SPECIAL guest at Hambledon Village Fete last Saturday, was famous former resident Louis de Bernieres, the author of Captain Corelli’s Mandolin, which was also made into a Hollywood film.

The author’s memories of Hambledon, from 1965 until 1980, inspired his 2009 novel Notwithstanding, published in a series of short stories about larger than life village characters from a “vanished England”.

Mr de Bernieres returned to open the fete, which included the unveiling of a new village landmark, a bench carved from a single village tree toppled in the 1987 storm to mark Queen Elizabeth’s 90th birthday.

Louis moved to the village with his family as a young boy and worked as a landscape gardener in Surrey, in his 20s.

“I re-made a path by the side of the church wall and also the bargate stone steps for the church,” he said.

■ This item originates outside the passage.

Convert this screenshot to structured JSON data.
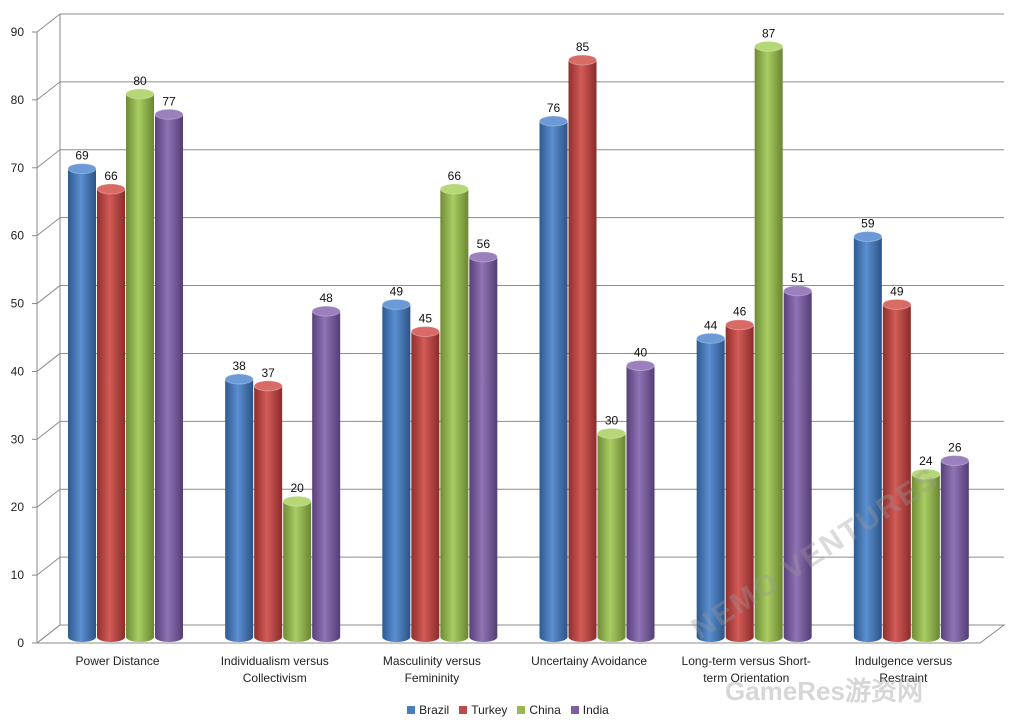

“My work is still here. Hambledon is extraordinarily still the same, it’s almost spooky. It’s just the personnel who change,

“I went into the graveyard to see who had popped off.”

Hambledon Parish Council chairman John Anderson was delighted to welcome the author and commended parish clerk Jane Woolley, who has just celebrated her 80th birthday, for being the “driving force” behind the council commissioning the new bench outside the community owned village shop.

“We wanted to do something for the Queen’s birthday,” he said.“It’s called the ‘Winds of Time’ and will be a focal point for the village.”

It was made by village craftsmen Dorian van Braam and Olafur Mason.